= Northern Ontario Heritage Fund =

Ontario government agency

The Northern Ontario Heritage Fund Corporation (NOHFC) is a Crown corporation and development agency of the Ministry of Northern Development and Mines in the Canadian province of Ontario, whose purpose is to provide funding and program support to foster economic development in the economically disadvantaged Northern Ontario region.

The NOHFC concentrates on six key funding programs: job creation, technology research and development, infrastructure and community development, youth entrepreneurship, youth internship and cooperative education, and generation and conservation of renewable energy.

==History==
First announced in the David Peterson government's 1987 throne speech, the NOHFC's creation was included in the 1988 provincial budget, and the enabling legislation was given royal assent on June 7, 1988. At the time, it was set up as a short-term program which was slated to conclude in 1999; it has since seen periodic funding expansions and term extensions, and continues to run today, although as of 2020 the NOHFC has still not been officially converted into a permanent program.

The organization's first board, consisting of 19 representatives from various cities and towns across the region, was named in July 1988. One of the NOHFC's first large-scale investments was a $7.6 million contribution to the creation and construction of the Sudbury Neutrino Observatory.

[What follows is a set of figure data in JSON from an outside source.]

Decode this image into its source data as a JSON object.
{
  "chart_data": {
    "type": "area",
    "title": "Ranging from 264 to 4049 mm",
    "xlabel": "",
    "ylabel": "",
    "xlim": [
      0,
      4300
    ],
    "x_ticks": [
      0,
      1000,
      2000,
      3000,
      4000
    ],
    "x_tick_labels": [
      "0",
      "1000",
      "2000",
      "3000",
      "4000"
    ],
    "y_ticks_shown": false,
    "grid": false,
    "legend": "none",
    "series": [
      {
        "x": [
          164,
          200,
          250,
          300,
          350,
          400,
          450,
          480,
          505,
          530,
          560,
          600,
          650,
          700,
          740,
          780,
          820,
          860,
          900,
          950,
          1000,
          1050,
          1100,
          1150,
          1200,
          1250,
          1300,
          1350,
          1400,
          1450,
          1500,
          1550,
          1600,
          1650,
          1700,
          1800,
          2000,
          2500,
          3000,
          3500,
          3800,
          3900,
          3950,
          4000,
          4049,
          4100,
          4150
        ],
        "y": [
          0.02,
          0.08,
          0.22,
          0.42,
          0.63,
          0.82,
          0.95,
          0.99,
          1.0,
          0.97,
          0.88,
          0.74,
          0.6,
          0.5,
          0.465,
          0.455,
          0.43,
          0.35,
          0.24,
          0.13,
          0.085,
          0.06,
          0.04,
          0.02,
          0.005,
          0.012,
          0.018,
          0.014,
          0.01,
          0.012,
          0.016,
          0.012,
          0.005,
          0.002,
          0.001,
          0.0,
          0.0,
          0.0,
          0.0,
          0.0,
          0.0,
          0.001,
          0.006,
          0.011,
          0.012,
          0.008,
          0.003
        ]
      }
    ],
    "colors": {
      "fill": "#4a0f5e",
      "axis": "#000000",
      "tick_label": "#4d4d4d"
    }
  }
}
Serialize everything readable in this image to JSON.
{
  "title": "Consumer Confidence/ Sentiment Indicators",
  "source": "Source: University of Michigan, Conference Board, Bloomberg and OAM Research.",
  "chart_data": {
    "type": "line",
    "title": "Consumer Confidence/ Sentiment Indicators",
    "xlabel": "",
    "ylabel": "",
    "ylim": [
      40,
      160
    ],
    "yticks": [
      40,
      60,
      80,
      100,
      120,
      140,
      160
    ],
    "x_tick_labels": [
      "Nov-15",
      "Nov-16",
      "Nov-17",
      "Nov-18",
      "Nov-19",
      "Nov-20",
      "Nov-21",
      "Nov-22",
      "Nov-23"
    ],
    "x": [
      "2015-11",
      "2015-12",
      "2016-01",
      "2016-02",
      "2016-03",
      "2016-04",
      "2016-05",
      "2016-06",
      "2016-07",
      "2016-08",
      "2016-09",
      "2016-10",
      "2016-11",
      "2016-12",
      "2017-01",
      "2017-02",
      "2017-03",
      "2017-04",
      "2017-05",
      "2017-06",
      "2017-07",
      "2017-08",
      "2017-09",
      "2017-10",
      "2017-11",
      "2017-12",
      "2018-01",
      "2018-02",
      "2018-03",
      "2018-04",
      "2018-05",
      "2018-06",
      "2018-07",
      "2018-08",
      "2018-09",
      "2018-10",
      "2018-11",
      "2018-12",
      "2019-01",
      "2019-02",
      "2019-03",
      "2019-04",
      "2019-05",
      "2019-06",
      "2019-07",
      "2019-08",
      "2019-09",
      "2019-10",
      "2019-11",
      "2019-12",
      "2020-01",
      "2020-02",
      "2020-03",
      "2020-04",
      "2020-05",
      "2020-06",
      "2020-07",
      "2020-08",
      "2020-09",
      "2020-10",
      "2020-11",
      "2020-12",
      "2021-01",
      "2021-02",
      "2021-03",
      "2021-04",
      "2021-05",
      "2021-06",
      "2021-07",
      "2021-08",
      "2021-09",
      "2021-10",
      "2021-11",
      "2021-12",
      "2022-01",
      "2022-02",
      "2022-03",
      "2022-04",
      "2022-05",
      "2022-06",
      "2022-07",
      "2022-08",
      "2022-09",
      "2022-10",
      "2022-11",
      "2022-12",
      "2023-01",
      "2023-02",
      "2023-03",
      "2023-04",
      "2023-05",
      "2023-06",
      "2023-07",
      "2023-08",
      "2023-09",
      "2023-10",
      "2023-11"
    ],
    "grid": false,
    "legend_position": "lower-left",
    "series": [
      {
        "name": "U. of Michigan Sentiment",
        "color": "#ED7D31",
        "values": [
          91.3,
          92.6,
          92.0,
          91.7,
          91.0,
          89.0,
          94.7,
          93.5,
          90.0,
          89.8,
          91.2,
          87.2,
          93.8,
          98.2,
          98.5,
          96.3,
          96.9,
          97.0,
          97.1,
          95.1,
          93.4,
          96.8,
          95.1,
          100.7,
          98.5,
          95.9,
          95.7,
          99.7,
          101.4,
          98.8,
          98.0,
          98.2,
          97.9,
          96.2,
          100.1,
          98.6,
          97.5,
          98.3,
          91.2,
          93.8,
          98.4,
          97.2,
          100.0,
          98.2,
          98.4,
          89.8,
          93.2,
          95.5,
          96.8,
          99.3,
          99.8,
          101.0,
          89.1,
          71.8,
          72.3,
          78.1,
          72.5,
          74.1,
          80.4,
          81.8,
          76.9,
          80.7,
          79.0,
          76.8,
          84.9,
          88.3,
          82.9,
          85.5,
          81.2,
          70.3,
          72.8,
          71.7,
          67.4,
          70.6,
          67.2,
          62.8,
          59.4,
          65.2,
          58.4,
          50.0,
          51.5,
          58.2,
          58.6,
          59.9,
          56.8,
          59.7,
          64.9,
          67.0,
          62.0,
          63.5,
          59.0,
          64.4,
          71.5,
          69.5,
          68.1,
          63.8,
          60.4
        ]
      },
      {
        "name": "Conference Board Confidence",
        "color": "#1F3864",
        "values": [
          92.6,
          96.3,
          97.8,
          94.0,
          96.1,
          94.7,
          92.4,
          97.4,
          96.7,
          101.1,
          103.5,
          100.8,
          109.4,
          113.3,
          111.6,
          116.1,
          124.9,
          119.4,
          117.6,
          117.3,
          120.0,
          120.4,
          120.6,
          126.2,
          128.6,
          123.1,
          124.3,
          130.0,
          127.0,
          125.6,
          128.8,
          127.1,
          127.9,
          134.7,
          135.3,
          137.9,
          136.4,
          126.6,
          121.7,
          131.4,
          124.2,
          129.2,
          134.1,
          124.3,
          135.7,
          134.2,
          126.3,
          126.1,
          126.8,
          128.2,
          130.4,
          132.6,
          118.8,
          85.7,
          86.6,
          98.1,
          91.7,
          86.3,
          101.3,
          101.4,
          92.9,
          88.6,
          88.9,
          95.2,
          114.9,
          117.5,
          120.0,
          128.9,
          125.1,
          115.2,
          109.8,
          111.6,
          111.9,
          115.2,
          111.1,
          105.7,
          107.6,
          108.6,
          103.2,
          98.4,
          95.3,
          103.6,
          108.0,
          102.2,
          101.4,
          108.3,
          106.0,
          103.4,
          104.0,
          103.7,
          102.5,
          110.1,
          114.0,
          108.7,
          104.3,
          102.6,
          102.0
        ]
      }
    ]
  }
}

In its earliest years, the NOHFC received some criticism focusing on allegations that it was too often used as an emergency bailout fund for failing natural resource companies rather than as a mechanism to actively encourage economic development or diversification, and that it lacked sufficient controls to prevent it from becoming misused as a vote-buying slush fund.

===1990s===
In 1990, the NOHFC gave a $5 million grant to the Algoma Central Railway, which opposition Progressive Conservative leader Mike Harris alleged was a "down payment" on a secret deal to have the provincial government take over ownership and operation of the troubled company. Other investments in the early 1990s included a $1 million loan to Muscocho Explorations and McNellen Resources to fund construction of a new gold mine in Wawa, a $900 thousand loan to Brinkman and Associates, a tree-planting firm, and a $5 million loan to Bombardier Transportation to expand the company's facility in Thunder Bay.

In 1995, the Auditor General of Ontario's annual report criticized the NOHFC for not having sufficient monitoring programs in place to ensure that its investments were actually achieving their job creation goals.

In the late 1990s, the NOHFC was a key investor in new projects such as the Northern Ontario Tourism Marketing Partnership, NORCAT and the Northern Academic Health Science Network. The organization also continued to make grants or loans to existing companies or organizations to expand their operations, including grants to Cinéfest to expand its marketing and advertising, and to Science North for the creation of its F. Jean MacLeod Butterfly Gallery.

===2000s===
In the early 2000s, the NOHFC invested $16 million in the creation of a fibre-optic network to improve the region's internet and telecommunications services, and made a $3.5 million grant toward the construction of Sudbury's Dynamic Earth.

In this era, the NOHFC began to receive criticism for expanding its service area to include the Muskoka District, a region outside the traditional boundaries of Northern Ontario. This decision was made by then-finance minister Ernie Eves, who was the MPP for Parry Sound—Muskoka at the time, and was later reversed by Greg Sorbara in the 2004 provincial budget.